I also work very hard, I work 7 days a week. Every once in a while I might get a Sunday day off or a Sunday morning off or a Sunday afternoon off but I work every day of the week. During the week Monday to Friday I also have diplomatic receptions starting at 6 or 8 o’clock; sometimes I even have diplomatic receptions at 1o’clock so it’s a full day. I am fully occupied. I go to my bed and sleep in the nights to be able to wake up the next morning to start it all over again.  `

Given your high profile position, which normally calls for a conservative business like attire, how do you express your fashion style?

I do not take on this conservative business-like attire at all. I hardly wear suits. I only wear suits when the occasion really is of such that I have to wear a suit. Although it might seem as if London is a formal place it isn’t really. I can express myself by the clothes I wear – I wear dresses, I wear skirts, and I wear pants. I don’t feel that I have to wear a suit. When I went to see the queen I wore a dress with a jacket. When I present my credentials some of the places I have to wear long evening gowns therefore I have a collection of evening gowns. When I went to present my credentials in Ireland and in Finland I wore a suit. My wardrobe is fit for different occasions. Sometimes I’m in my office for the entire day, but  I still have to wear something that if I’m called to go to a meeting at Lancaster House or to a meeting at Marlboro House where the Commonwealth is, or something urgent comes up I must be able to go. I can express myself in many ways when I need to wear a hat- I wear a hat.  I wear sweaters now called cardigans, or shrugs or a scarf, or a wrap; I always have something. I can express myself by adding on things.

What has become of your Law practice in Jamaica?

God is so good. I had an office in Kingston and when I opened an office in St. Ann’s Bay a young lady I taught mediation at law school came to me and said she wanted me to give her a job. I said I really don’t have a job but come and let’s see how we can work together. We worked together for almost 2 years before I came here. I left the practice with her and she is carrying it on. She is in our St Ann’s Bay office. I operated both offices for a while, even while I was here but eventually I closed my Kingston office. Now, everything is operated out of the St.
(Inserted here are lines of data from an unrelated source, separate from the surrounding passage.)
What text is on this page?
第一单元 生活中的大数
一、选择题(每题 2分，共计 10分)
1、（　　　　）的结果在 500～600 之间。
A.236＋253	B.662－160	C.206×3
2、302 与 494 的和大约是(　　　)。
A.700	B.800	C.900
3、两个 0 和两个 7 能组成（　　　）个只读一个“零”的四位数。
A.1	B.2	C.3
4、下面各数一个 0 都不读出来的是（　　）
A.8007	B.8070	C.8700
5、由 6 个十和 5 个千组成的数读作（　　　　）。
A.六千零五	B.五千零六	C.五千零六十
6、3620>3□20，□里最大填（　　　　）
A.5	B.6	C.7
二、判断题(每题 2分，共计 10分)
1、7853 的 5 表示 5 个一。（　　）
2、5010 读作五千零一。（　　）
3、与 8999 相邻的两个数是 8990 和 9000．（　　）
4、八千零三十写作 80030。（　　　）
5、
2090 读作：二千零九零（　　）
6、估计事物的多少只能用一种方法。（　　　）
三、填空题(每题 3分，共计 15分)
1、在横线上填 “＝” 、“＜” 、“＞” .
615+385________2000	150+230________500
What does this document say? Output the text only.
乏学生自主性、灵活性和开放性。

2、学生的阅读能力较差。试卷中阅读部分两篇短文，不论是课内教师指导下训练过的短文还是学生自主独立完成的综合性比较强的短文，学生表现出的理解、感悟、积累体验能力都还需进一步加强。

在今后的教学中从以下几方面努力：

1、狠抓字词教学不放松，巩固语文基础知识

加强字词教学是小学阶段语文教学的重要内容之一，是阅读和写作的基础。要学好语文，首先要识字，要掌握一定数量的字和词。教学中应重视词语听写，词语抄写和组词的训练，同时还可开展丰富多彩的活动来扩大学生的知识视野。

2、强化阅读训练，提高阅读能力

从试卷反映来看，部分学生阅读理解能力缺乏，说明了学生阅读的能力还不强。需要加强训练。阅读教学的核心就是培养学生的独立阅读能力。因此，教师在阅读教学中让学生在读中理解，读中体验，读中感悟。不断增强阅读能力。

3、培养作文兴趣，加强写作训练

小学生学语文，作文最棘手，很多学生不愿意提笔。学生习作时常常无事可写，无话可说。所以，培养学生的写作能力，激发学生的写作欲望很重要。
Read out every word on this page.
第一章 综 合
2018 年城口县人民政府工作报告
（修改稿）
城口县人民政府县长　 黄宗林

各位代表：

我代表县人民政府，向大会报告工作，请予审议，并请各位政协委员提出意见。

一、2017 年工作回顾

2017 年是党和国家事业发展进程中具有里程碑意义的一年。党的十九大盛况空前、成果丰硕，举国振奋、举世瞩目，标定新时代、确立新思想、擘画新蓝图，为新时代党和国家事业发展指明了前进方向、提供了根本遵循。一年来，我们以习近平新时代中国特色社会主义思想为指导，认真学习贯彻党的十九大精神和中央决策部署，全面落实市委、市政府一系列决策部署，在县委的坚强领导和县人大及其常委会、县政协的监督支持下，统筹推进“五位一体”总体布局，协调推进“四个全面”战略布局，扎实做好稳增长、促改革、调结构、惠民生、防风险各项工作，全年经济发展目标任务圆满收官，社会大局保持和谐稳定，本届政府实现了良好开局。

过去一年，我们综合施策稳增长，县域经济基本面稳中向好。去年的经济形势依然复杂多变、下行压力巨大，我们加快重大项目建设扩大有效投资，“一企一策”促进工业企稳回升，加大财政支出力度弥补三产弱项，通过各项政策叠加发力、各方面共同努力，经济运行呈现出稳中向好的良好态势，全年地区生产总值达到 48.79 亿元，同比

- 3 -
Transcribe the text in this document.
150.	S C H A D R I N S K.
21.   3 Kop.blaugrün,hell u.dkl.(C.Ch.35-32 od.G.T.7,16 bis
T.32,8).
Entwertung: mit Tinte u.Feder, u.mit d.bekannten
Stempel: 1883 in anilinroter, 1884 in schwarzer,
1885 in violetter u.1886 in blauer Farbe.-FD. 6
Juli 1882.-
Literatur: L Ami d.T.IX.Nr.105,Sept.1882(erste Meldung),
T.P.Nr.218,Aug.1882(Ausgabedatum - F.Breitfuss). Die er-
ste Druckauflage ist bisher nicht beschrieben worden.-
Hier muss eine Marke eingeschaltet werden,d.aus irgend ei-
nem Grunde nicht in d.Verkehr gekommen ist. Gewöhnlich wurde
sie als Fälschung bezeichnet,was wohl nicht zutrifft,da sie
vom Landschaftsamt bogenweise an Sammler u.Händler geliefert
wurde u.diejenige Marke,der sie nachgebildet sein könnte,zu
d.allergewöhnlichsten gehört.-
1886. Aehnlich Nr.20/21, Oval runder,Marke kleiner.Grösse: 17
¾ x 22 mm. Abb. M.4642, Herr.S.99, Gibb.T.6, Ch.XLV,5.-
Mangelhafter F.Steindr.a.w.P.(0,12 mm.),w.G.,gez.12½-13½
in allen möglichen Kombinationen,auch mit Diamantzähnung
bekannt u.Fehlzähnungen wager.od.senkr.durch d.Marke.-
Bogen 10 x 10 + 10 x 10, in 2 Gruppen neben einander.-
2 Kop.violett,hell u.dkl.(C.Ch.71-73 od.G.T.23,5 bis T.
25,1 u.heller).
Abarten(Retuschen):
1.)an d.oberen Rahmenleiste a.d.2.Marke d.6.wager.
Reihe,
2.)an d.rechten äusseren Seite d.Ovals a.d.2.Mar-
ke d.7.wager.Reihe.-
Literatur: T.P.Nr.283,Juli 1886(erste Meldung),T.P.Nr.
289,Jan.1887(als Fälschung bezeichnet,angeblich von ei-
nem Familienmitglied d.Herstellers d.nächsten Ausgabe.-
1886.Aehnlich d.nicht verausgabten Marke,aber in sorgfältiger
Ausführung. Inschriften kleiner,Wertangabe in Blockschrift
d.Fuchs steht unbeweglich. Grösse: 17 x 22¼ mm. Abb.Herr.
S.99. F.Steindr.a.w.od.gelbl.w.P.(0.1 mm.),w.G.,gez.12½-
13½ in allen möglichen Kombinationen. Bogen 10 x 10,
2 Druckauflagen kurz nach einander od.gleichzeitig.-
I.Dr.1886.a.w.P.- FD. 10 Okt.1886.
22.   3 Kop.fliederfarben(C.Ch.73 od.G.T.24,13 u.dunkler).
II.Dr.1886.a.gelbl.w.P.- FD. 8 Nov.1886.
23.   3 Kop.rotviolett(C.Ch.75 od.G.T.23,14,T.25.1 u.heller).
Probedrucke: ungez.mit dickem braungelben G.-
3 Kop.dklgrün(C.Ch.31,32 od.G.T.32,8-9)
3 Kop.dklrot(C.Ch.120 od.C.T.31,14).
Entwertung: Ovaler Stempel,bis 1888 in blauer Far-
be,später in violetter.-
Ann’s Bay office.

Do you miss “back a Yaad”?

Of course I miss Jamaica, but the good thing about the way the world has gone now, is that communication is so much easier; one doesn’t even have to write a letter anymore.  I talk to people via e-mail, on Facebook, through Messenger and Skype. I have spoken to my two brothers already for the day and my sister has been calling. When we are finished with this interview I’ll talk to her. I talk to people, it’s just that I am not physically seeing them.

What is the one thing that very few people know about you?

That I am shy; I know people are not going to believe that, but I am. I have been forced into situations where I have to come out of my shell; and where I have to steel myself when I go into a room to say, ok now let me go talk to people but it’s something that I have to work at.

What life lessons do you wish to share with our readers?

Never say no, never say never, never say you will never do something. Be open to new experiences, be open to meeting new people and be honest about whatever it is you are doing.